Your Brain and Memory are Adapting to Google, Study Says
It has become a part of everyday vernacular to say, Oh, just Google it, in order to find information not readily known. Because Google has seemingly become a part of everyday life, a new study indicates that it is altering our brains.
Or, to put it more precisely, Google -- and therefore, the Internet - is changing the way our brains choose to remember.
In an amnesia dubbed The Google Effect, by a team led by psychologist Betsy Sparrow of Columbia University, it is said that we are less likely to remember information, when we know where to find it instead.
The finding, published in the Friday issue of the journal, Science, doesn't specifically prove that Google (and other search engines) are dumbing down society, as some have claimed. Rather, Sparrow says, we are still fully capable of remembering things that matter, even those things that are not easily found online.
We're not thoughtless empty-headed people who don't have memories anymore, she said. But we are becoming particularly adept at remembering where to go to find things. And that's kind of amazing.
The use of search engines, the study asserts, suggests that human memory is reorganizing where it goes for information, adapting to new computing technologies rather than relying solely on rote memory. We're outsourcing search from our brains to our computers, the San Jose Mercury News reported.
A series of four different experiments were carried out by Sparrow and her colleagues, Daniel M. Wegner of Harvard and Jenny Liu of the University of Wisconsin, Madison.

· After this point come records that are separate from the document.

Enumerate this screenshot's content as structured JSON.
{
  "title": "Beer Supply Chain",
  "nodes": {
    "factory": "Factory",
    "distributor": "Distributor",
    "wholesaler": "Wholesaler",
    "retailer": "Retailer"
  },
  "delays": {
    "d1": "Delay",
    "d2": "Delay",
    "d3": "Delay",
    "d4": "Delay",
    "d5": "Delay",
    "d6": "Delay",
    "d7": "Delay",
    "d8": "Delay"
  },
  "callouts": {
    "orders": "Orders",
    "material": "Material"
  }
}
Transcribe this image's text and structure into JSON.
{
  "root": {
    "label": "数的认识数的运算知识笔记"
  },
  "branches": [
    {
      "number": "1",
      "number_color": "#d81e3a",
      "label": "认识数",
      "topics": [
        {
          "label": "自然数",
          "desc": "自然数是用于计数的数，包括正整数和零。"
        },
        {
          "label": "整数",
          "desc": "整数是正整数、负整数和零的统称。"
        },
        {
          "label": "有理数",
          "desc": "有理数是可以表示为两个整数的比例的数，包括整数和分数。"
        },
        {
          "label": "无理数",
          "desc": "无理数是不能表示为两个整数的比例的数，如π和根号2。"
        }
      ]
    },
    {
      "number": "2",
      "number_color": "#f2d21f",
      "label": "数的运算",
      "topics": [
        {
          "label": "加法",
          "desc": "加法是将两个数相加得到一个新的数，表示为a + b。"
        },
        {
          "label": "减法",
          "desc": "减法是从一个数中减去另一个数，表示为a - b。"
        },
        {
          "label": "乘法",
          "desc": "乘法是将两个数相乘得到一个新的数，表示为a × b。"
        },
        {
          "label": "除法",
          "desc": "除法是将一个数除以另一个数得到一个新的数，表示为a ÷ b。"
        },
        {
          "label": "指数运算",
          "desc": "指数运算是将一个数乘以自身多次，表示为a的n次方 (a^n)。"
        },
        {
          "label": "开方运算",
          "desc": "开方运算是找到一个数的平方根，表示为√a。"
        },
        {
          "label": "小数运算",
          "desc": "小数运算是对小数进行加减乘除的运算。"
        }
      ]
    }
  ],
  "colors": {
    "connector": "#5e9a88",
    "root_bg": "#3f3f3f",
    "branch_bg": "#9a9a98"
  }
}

In the first memory experiment, participants typed 40 bits of trivia into a computer. Half of the subjects believed the information would be saved in the computer; the other half believed the items they typed would be erased.
The subjects of the latter half were more likely to remember information they thought they would not be able to find later.
Participants did not make the effort to remember when they thought they could later look up the trivia statement they had read, the authors wrote.
A second experiment sought to determine whether computer accessibility affected exactly what we remember.
If asked the question whether there are any countries with only one color in their flag, for example, the researchers wrote, do we think about flags - or immediately think to go online to found out?
As further experiment the participants were asked not only to remember the trivia statement itself, but which of five computer folders it was saved in.
The answer surprised the researchers: People were better able to recall the folder.
That kind of blew my mind, Sparrow said in an interview.
Experts call this transactive memory. Essentially, remembering where you can get the information and not the information itself.
Our brains rely on the Internet for memory in much the same way they rely on the memory of a friend, family member, or co-worker, Sparrow said. We remember less through knowing information itself than by knowing where the information can be found.
I love watching baseball, Sparrow said in example of transactive memory. But I know my husband knows baseball facts, so when I want to know something I ask him, and I don't bother to remember it.
The Internet's effects on memory are still unexplored territory, Sparrow said, but added that her experiments have led her to this conclusion: Internet has become our primary external storage system.
Human memory, she said, is adapting to new communications technology.